There will be days you just have to end the confrontation by declaring that each of you will go to your separate corners. I would enter mine, which was usually my bedroom, and stick my head in my pillow. This was to effectively muffle the muted screams of a frustrated mom. After emotionally declaring every word that I wanted to say to my daughter into that bundle of polyester stuffing, I would gather my wits.

Leaving my room with my calm and controlled face I re-entered the arena to successfully complete the conversation.

The second tip all mothers must remember is to listen. Our goal is to be great mothers, not perfect mothers, so this means (this may come as a surprise) we are not always right. We don't possess perfect understanding of all circumstances and even our rules may at times need revision.

So mom, listen when your daughter is struggling with math and only wants to create art projects. She may be revealing her talents. Listen when you have adamantly declared no way is she doing that (whatever that may be), when you find out you misinterpreted her intent or the circumstances she was entering. Listen when she wants to bend her curfew rules because she has a world premier movie to see after she gets off work, but to safely deposit her friends to their homes will make her late. She does have a job, mom; it's a good time to be persuaded.

Really listen when her dreams take her to a college or a city that seems so far away and terribly dangerous. She may be on the life course destined for her and your fears should not be what hold her back.

With this understanding, allow your daughter to express her frustrations, feelings and desires. Having her present a valid viewpoint stated in a calm and reasoned manner is a healthy exercise for both mother and daughter. Let her make her case and truly listen. You want your daughter to be persuasive when she is right, so allow yourself to be persuaded, too.

The last but most important tip is your daughter will be more attentive to your words if she knows you believe in her. This is demonstrated best in the times you are simply living life. Tell her she has abilities and talents and she will work to develop them. Tell her you are proud of her choices and she will make better ones. Tell her you trust her and she will do her best to be trustworthy.

If you tell her something is too hard for her, she will believe it. If you say she can accomplish anything, she will believe that, too. As Pablo Picasso said: "When I was a child my mother said to me 'If you become a soldier, you'll be a general. If you become a monk you'll end up as the pope.' Instead I became a painter and wound up as Picasso."

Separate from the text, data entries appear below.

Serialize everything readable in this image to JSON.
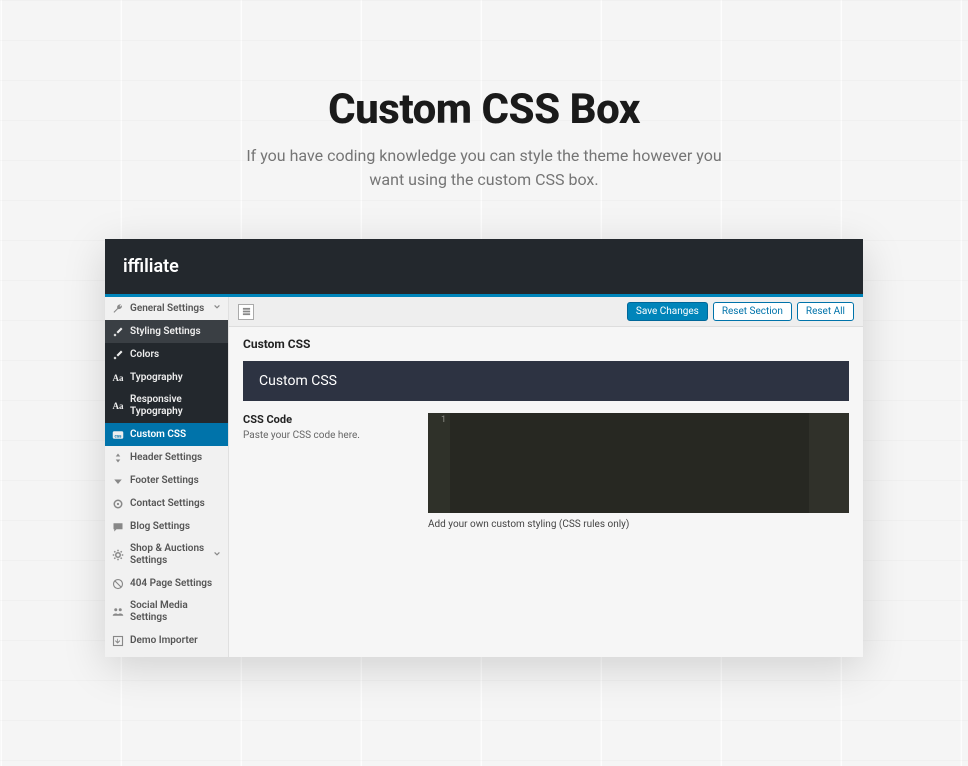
{
  "hero": {
    "title": "Custom CSS Box",
    "subtitle": "If you have coding knowledge you can style the theme however you want using the custom CSS box."
  },
  "header": {
    "brand": "iffiliate"
  },
  "sidebar": {
    "items": [
      {
        "label": "General Settings",
        "icon": "wrench",
        "style": "light",
        "chevron": true
      },
      {
        "label": "Styling Settings",
        "icon": "brush",
        "style": "dark-sel"
      },
      {
        "label": "Colors",
        "icon": "brush",
        "style": "dark"
      },
      {
        "label": "Typography",
        "icon": "aa",
        "style": "dark"
      },
      {
        "label": "Responsive Typography",
        "icon": "aa",
        "style": "dark"
      },
      {
        "label": "Custom CSS",
        "icon": "css",
        "style": "blue"
      },
      {
        "label": "Header Settings",
        "icon": "updown",
        "style": "light"
      },
      {
        "label": "Footer Settings",
        "icon": "down",
        "style": "light"
      },
      {
        "label": "Contact Settings",
        "icon": "target",
        "style": "light"
      },
      {
        "label": "Blog Settings",
        "icon": "chat",
        "style": "light"
      },
      {
        "label": "Shop & Auctions Settings",
        "icon": "gear",
        "style": "light",
        "chevron": true
      },
      {
        "label": "404 Page Settings",
        "icon": "block",
        "style": "light"
      },
      {
        "label": "Social Media Settings",
        "icon": "people",
        "style": "light"
      },
      {
        "label": "Demo Importer",
        "icon": "import",
        "style": "light"
      }
    ]
  },
  "toolbar": {
    "save": "Save Changes",
    "reset_section": "Reset Section",
    "reset_all": "Reset All"
  },
  "content": {
    "section_title": "Custom CSS",
    "banner": "Custom CSS",
    "css_code_label": "CSS Code",
    "css_code_hint": "Paste your CSS code here.",
    "editor_line": "1",
    "help_text": "Add your own custom styling (CSS rules only)"
  }
}
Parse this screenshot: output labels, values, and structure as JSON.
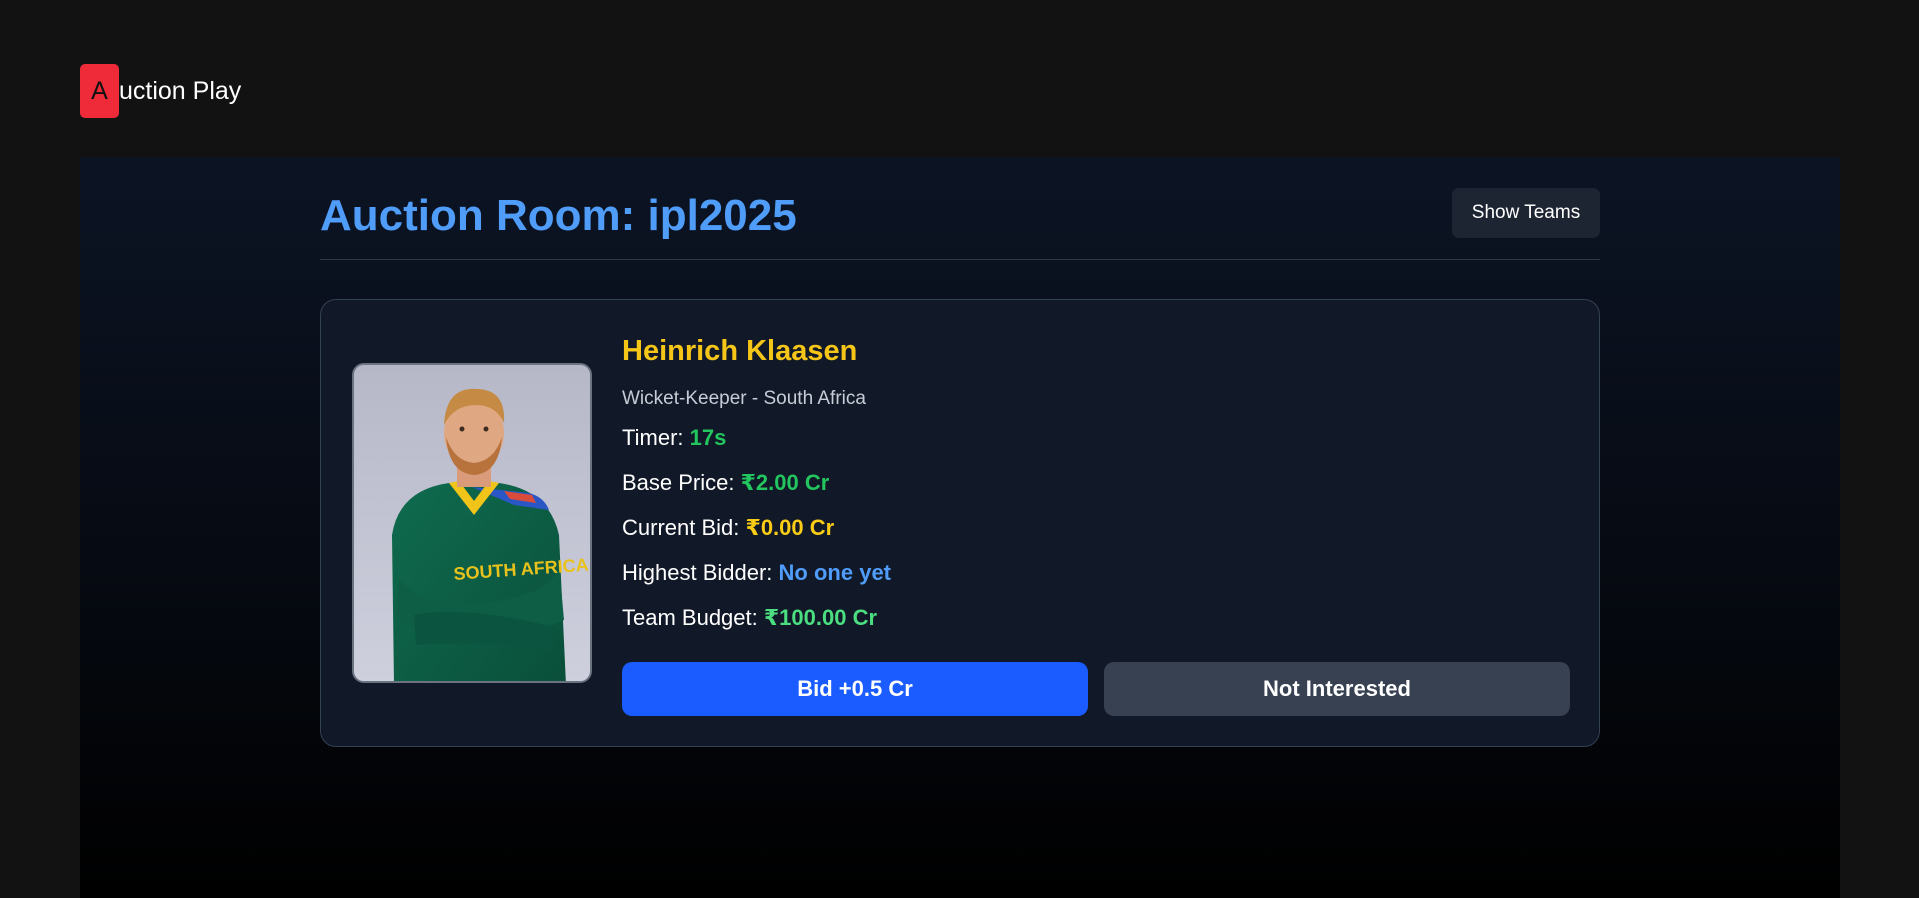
{
  "header": {
    "logo_letter": "A",
    "logo_text": "uction Play"
  },
  "room": {
    "title": "Auction Room: ipl2025",
    "show_teams_label": "Show Teams"
  },
  "player": {
    "name": "Heinrich Klaasen",
    "role_country": "Wicket-Keeper - South Africa",
    "photo_icon": "player-portrait"
  },
  "stats": {
    "timer_label": "Timer:",
    "timer_value": "17s",
    "base_price_label": "Base Price:",
    "base_price_value": "₹2.00 Cr",
    "current_bid_label": "Current Bid:",
    "current_bid_value": "₹0.00 Cr",
    "highest_bidder_label": "Highest Bidder:",
    "highest_bidder_value": "No one yet",
    "team_budget_label": "Team Budget:",
    "team_budget_value": "₹100.00 Cr"
  },
  "actions": {
    "bid_label": "Bid +0.5 Cr",
    "not_interested_label": "Not Interested"
  },
  "colors": {
    "logo": "#ef2b3a",
    "title": "#4f9cf9",
    "player_name": "#f5c518",
    "bid_button": "#1a5cff",
    "not_interested_button": "#374151"
  }
}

Award show acceptance speeches, dinner conversation and Mother's Day cards all tell of the impact we moms can have on our daughters. So, when you get into the inevitable argument, defuse, don't ignite. Teach her to defend and persuade. And tell that daughter of yours she can indeed be anything she dreams. Your daughter may be the general, the artist or even the president.

Then finally, on those days when all else fails, it is still permissible to look down at that defiant face and say, as mothers throughout time have, "You will do it because I am the mom and I said so."

The opinions expressed in this commentary are solely those of Darlene Brock.